No awareness within me alerted me to any ghosts present, but I wasn’t about to tempt fate, either.
The last thing I needed was to garner the attention of a stray poltergeist in need of a witch. I shuddered at the thought.
My neck ached as I craned my head up, following the massive, spiked gates up towards the sky. The wrought iron snaked with inky black thorns. Mother had a garden spell for cleaning thorns. I wondered if it would work well enough to get me through unbloodied.
My mother also had a wand and I did not.
Wands, of course, along with brooms, hats, cauldrons, crystals and the like were outlawed by Asunder.
Even the spells allowed were weakened by this fact.
Nevertheless, I called upon my spirit as I extended my hand toward the gloomy gate and its twisted, prickly vines and called upon my mother’s words.
Thimbled skin
No force too quick
Allow my garden
No scar, no prick
With a rustle and the thin screeching of thorns against iron, the vines parted, making a way for me to step through.
“Thanks,” I whispered to the plants on my way in. Mother always taught me to thank the earth for anything it gave, especially when asked, though I wasn’t sure if that were part of the spell work or simply because my mother was a kind witch.
I missed her.
I missed my matri.
I missed my sister.
I’d only just left home, and I missed Willowspire.
The shadow of the eerie dark castle washed over me, and my skin prickled with a curious sort of magic.
Its power like that of being watched by a pack of wolves.
My throat dried as I traversed the stone steps up to the high double doors.
Soot pranced casually ahead of me, swooshing his tail as if this were just another ordinary walk up to a common house.

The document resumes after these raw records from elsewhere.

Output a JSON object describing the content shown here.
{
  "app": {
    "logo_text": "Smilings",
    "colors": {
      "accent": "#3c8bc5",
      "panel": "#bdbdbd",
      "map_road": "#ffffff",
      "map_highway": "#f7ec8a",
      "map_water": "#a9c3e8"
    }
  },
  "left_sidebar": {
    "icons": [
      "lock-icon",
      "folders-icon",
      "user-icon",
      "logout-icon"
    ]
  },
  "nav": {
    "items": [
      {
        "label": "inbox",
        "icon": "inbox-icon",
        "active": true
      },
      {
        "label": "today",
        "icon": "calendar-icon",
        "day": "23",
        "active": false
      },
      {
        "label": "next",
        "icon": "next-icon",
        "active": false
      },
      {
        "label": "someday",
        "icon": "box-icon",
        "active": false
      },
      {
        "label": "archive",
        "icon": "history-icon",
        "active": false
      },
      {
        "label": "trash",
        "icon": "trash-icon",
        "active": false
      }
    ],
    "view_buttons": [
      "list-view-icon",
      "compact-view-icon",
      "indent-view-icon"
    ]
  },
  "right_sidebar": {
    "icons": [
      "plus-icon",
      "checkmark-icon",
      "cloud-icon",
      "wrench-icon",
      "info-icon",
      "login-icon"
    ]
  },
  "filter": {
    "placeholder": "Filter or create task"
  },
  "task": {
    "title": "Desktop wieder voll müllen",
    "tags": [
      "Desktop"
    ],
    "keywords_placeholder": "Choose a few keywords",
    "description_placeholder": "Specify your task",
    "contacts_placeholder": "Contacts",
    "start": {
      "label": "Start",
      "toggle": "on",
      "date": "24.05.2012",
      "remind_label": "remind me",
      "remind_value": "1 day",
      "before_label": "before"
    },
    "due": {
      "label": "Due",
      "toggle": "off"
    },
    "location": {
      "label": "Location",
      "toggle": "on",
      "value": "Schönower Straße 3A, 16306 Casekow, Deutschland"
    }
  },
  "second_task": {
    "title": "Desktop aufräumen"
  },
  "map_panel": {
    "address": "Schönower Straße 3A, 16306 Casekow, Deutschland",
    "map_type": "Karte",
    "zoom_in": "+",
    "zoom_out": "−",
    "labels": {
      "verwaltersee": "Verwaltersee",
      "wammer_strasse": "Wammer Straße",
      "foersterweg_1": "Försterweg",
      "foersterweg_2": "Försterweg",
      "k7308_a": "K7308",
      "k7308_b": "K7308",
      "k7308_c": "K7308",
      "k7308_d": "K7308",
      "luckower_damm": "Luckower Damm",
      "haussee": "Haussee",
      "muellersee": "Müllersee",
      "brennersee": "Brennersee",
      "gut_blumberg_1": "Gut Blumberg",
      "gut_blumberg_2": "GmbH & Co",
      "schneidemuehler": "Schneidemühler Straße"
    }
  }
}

Trepidation jolted my shoulders as the doors slowly crept open on their own—revealing nothing but dusty darkness within.
This was it, my calling as a newly discovered gray witch.
To kill these lords. They didn’t deserve death; they deserved to suffer in every way.
Mentally, physically, emotionally. Eventually, I’d grant them mercy and allow them to die, but in the meantime, what I’d bestow would be fit for their evil.
I was going to hex the Blackthorne Boys.
I may not have been a sea witch like my matri, but her blood and magic flowed through me just the same.
This castle and its land littered with graves and thorns was my ocean…
and I had no choice but to dive in head first. I clutched the sea glass necklace at my collar, took a deep breath… and stepped inside.